四爷还说了啥,林雨桐完全没听到。满脑子都是‘桐桐’‘桐桐’。
老夫老妻了,还被这一声‘桐桐’给叫的心猿意马,面红耳热,险些切到手。
等回过神来,父子俩已经不在屋里了,显然是去请客了。
林雨桐干脆将这个猪腿都给切了,见门边挂着辣椒串和大蒜串。就干脆连这个一起下锅。
瞬间,屋里就弥漫着诱人的香气。
父子俩请的客人陆陆续续的到了,十多个人,满满当当的挤了一桌。筷子碗都是自带的。连凳子也是。
叔叔伯伯的叫了一圈。
四爷陪着这些人喝酒。
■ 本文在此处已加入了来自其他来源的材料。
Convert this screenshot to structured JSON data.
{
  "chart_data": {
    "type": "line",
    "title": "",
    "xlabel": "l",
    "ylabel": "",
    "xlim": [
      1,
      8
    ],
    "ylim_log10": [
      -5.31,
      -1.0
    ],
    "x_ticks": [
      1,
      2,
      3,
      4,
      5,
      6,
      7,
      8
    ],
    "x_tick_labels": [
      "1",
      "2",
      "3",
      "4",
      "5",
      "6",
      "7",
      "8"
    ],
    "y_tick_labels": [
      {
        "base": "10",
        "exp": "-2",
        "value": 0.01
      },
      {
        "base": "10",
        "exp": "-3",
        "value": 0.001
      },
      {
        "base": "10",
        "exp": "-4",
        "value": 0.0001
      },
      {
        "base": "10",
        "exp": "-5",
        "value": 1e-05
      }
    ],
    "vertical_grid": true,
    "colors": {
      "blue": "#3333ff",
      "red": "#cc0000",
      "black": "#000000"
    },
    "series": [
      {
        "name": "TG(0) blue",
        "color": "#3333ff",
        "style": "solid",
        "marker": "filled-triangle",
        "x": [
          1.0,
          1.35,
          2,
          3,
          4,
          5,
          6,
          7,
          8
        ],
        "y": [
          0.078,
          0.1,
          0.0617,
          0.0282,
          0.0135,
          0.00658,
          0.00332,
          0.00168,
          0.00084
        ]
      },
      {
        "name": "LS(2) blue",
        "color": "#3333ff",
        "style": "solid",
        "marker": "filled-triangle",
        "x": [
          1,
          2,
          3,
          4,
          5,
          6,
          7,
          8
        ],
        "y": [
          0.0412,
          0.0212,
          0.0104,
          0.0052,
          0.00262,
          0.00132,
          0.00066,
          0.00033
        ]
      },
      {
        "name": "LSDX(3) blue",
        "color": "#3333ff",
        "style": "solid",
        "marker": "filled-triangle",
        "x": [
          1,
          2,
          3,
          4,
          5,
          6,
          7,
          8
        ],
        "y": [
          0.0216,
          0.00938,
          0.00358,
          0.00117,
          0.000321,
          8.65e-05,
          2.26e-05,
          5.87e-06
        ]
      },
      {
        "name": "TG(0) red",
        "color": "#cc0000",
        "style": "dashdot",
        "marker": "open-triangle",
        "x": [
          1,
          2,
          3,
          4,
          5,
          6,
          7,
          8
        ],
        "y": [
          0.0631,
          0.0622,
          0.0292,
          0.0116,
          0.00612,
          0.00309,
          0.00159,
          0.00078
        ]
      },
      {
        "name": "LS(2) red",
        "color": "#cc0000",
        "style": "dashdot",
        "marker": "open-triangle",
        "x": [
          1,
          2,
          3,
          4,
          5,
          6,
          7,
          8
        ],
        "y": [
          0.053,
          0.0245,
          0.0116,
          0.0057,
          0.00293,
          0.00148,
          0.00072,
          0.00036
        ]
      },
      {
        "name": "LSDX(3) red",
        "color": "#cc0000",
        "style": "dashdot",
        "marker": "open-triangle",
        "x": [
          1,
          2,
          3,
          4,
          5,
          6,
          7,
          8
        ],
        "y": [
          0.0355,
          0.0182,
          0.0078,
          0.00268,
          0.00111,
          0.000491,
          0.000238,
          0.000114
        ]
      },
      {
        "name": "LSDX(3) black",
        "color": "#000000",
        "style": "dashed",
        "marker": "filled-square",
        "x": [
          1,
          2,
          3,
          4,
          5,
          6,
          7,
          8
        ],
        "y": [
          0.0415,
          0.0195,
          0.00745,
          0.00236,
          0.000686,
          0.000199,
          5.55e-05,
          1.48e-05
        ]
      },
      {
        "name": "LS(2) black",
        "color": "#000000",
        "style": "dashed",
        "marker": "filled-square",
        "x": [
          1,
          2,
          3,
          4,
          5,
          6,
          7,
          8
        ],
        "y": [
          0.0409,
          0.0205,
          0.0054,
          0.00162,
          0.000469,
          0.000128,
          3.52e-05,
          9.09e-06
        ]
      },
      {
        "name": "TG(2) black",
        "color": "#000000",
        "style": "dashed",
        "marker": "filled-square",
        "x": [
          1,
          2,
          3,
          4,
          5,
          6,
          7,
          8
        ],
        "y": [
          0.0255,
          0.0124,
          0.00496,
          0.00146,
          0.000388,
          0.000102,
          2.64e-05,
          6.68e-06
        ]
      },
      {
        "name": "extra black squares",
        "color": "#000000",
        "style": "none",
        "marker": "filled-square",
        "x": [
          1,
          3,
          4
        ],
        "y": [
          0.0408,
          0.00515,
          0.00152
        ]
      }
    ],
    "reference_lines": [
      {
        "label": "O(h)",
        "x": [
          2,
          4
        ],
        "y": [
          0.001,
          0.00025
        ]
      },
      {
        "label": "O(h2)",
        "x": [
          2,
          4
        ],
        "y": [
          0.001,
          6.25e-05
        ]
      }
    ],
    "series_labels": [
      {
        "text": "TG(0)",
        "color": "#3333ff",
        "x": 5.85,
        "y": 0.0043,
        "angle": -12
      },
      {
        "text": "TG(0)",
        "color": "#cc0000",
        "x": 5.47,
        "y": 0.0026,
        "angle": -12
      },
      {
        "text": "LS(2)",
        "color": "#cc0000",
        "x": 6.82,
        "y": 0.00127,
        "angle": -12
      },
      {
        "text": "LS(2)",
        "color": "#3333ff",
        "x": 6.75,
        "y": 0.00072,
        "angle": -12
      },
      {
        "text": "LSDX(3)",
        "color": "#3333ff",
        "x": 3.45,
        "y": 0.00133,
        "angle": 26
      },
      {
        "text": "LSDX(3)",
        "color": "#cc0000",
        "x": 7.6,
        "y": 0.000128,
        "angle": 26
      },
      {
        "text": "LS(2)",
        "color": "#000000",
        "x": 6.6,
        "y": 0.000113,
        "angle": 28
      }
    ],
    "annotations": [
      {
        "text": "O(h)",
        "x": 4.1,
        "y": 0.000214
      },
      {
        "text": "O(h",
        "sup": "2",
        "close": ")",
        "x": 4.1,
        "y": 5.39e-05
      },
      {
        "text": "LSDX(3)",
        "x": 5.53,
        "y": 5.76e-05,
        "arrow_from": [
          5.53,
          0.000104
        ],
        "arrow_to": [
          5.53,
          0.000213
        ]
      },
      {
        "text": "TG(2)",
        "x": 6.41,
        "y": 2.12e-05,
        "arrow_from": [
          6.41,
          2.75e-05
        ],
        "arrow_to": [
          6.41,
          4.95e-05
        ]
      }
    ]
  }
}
林雨桐进了里间,从空间里又拿了些挂面出来。
就着油锅,炒了葱花。然后盛出来,添上水。一人一碗汤面条,就是主食了。
“可算是吃到一顿人吃的饭了。”一个头发花白,却精神矍铄的老者喊道。
“徐大炮,你消停点。”一个带着眼睛的老人,吃的慢条斯文,“你那嗓子,再把人家小姑娘吓着。”
被称呼为‘徐大炮’的老者哈哈大笑,似乎能将房顶上的土给震下来,“这不是一家人不进一家门。这小姑娘一看就是老印他们家的人。大方!不是那扣扣索索的小气鬼。”
这年月,肉和细粮的伺候着,谁舍得啊。
那戴眼镜的老者冷哼一声,“就是上次没给你一根烟,你记到现在。是三年了还是五年了。到底谁小气。”
林雨桐失笑。这些人聚在一起相互挤兑,还挺有意思的。
十几个人分了三瓶酒,谁都没有醉意。
早早的都离开了,给人家父子说话的空间。
晚上,林雨桐住在里间,他们父子睡在外面。隐隐约约的能听见说话声。
“这些年,我大哥大姐也没来看过您?”四爷问道。
“是我不叫他们来的。”印长天躺着,手却放在被子上面,摸着被子上面盖着的崭新的羊皮袄。“你大姐也下乡插队了。她一个姑娘家,一个人家内蒙,骑马走上一天,连个人烟都看不到。哪里敢叫她瞎跑。”
“等你大哥到了下乡的年龄,就去了陕北。我的一个警卫员,刚好在陕北地方上工作,知道了你大哥的事,就安排你大哥当兵了。去了云南。当兵更是不自由。哪里来的了。”
“你二哥……当年我走的时候,他也才十四岁。等你大哥也要离开家了,就送他回了老家。老家你奶奶也不知道还在不在?要是活着,如今也快八十了。我叫他回去替我伺候你祖母去了。”
印长天的声音有些哽咽,“但不管是天南还是海北的,知道他们在什么地方,我这心里就是踏实的。就是你啊……这些年不知道你的消息……有时候一晚上一晚上的睡不着……也不知道你能不能吃饱,能不能穿暖。”